Drone é um veículo aéreo não tripulado e controlado remotamente que pode realizar inúmeras tarefas. Utilizados tanto em guerras quanto para entregar pizza, estes equipamentos estão cada vez mais presentes em diversos lugares do mundo.

Em português, o dispositivo pode ser chamado também de VANT, acrônimo para veículo aéreo não tripulado, ou VARP, sigla para veículo aéreo remotamente pilotado — “drone” é uma palavra em inglês, que significa zangão.

É óbvio que os drones utilizados na guerra são diferentes daqueles que a Amazon tentou usar para fazer entregas. Mas este tipo de dispositivo, que foi “importado” da indústria bélica, vem ganhando cada vez mais aplicações úteis e geniais dentro da sociedade.

Apesar de ter sido criado para fins nada nobres, os drones foram “apropriados” pela sociedade civil e, atualmente, são empregados em diversas tarefas úteis, como o monitoramento de fronteiras, estradas e florestas, auxílio em plantações, cinegrafia, fotografia e muito mais.

Ele é parecido com um morcego, embora seu nome oficial seja eBee (de abelha eletrônica, em inglês). Pesa menos de um quilo, voa a uma velocidade de 45 quilômetros por horas, tem uma câmera acoplada de 16 megapixels e autonomia de 45 minutos. Os funcionários da fabricante de celulose Eldorado, em Três Lagoas, em Mato Grosso do Sul, no entanto, o apelidaram de “dedo-duro”. A alcunha faz sentido. Esse pequeno robô voador, fabricado pela suíça senseFly, sobrevoa as plantações de eucaliptos da companhia da holding J&F, da família Batista.

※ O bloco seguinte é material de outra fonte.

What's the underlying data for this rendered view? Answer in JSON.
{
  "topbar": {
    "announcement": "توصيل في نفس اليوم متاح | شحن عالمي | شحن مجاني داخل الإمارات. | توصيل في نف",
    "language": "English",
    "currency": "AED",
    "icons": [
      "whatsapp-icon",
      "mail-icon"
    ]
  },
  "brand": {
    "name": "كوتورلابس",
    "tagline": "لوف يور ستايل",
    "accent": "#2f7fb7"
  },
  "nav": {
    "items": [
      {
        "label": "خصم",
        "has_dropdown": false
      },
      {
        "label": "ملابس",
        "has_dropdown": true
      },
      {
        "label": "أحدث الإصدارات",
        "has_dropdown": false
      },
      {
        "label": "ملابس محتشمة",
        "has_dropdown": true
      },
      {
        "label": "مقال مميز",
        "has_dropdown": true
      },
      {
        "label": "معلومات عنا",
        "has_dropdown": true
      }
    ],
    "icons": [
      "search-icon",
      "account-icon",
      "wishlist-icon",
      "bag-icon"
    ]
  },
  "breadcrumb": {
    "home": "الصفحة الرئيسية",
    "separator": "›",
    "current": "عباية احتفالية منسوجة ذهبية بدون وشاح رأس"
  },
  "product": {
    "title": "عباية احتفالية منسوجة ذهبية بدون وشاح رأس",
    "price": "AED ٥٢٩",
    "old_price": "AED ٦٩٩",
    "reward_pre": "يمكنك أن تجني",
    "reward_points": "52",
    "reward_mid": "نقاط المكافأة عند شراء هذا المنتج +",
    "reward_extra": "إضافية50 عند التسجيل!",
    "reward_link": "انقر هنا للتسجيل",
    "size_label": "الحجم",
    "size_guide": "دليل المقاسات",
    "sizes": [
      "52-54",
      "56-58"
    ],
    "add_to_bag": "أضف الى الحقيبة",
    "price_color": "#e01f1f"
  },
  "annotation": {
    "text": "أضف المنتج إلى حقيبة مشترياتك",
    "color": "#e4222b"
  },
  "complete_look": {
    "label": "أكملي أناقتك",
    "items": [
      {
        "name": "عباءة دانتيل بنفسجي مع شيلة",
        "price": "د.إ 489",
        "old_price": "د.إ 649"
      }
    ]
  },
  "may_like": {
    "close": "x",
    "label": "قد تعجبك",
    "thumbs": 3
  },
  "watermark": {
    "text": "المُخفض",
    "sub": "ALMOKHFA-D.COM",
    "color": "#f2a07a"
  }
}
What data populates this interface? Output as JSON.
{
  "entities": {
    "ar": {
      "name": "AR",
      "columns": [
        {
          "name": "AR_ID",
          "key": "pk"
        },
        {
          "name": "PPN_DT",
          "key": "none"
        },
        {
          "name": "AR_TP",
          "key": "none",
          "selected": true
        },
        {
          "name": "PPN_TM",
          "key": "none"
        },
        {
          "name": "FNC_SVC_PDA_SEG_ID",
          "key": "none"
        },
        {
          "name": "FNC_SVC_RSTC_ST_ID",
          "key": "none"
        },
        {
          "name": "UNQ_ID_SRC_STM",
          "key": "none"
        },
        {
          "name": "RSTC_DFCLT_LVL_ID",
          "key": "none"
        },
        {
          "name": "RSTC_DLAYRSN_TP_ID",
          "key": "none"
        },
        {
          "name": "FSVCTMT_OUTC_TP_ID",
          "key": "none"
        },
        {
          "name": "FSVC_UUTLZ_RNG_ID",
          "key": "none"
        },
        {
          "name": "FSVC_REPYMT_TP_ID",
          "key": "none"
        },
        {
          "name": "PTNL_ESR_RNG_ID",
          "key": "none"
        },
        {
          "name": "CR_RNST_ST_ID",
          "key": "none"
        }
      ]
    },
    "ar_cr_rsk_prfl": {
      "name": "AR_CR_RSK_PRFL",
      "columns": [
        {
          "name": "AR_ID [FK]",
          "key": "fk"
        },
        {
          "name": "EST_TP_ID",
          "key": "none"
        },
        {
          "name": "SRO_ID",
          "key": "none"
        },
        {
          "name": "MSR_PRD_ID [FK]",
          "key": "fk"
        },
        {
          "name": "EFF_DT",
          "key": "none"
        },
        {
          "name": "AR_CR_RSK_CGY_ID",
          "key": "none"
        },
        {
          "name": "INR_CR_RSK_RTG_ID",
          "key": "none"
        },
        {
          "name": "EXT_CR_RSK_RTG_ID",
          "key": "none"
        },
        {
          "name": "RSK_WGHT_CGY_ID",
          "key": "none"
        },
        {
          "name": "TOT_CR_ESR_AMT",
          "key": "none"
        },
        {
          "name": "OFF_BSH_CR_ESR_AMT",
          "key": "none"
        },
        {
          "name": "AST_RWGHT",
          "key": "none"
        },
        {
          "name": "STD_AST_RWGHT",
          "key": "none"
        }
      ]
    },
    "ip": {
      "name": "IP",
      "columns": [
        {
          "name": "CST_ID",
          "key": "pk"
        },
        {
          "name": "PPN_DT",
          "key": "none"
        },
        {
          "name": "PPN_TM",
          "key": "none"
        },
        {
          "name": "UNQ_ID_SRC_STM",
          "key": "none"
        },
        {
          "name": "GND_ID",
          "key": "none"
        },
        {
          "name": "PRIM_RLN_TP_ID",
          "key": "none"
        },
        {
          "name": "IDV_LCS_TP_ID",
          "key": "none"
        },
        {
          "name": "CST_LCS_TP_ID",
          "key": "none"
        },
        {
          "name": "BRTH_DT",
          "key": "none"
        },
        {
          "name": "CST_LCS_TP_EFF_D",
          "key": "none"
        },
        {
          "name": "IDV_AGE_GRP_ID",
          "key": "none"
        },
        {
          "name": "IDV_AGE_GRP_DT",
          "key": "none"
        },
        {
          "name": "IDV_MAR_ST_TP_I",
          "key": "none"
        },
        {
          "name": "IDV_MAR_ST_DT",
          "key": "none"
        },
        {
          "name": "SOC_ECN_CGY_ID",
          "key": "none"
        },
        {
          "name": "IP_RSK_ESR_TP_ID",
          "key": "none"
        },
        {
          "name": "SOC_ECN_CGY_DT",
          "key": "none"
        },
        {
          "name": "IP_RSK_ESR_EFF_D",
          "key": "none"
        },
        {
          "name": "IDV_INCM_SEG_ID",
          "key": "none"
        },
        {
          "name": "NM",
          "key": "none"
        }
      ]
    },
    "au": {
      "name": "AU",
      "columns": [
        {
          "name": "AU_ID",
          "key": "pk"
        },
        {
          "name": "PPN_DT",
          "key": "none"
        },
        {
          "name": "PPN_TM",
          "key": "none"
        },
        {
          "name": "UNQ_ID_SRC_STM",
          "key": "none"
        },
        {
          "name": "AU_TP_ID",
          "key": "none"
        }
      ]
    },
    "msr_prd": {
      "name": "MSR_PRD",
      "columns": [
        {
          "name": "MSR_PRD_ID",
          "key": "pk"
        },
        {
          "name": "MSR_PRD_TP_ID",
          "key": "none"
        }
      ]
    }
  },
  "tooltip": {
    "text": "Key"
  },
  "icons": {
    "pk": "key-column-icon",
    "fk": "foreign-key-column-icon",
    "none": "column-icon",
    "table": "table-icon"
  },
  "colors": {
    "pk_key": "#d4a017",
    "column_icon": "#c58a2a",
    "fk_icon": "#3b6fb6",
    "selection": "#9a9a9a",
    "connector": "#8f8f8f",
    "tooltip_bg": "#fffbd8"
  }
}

Sua missão: encontrar mudas que não foram plantadas da forma correta. Se localizadas a tempo, dá tempo de replantá-las e evitar a perda. Daí o apelido. Com mais de 160 mil hectares de área plantada de eucaliptos, matéria-prima para fazer a celulose, os drones são a melhor forma para monitorar essa gigantesca área, que equivale a 160mil campos de futebol. “Os drones são uma grande inovação que vai mudar o panorama dos negócios”, afirma José Carlos Grubisich, presidente da Eldorado, dono de vários drones. É bom levar a sério as palavras de Grubisich.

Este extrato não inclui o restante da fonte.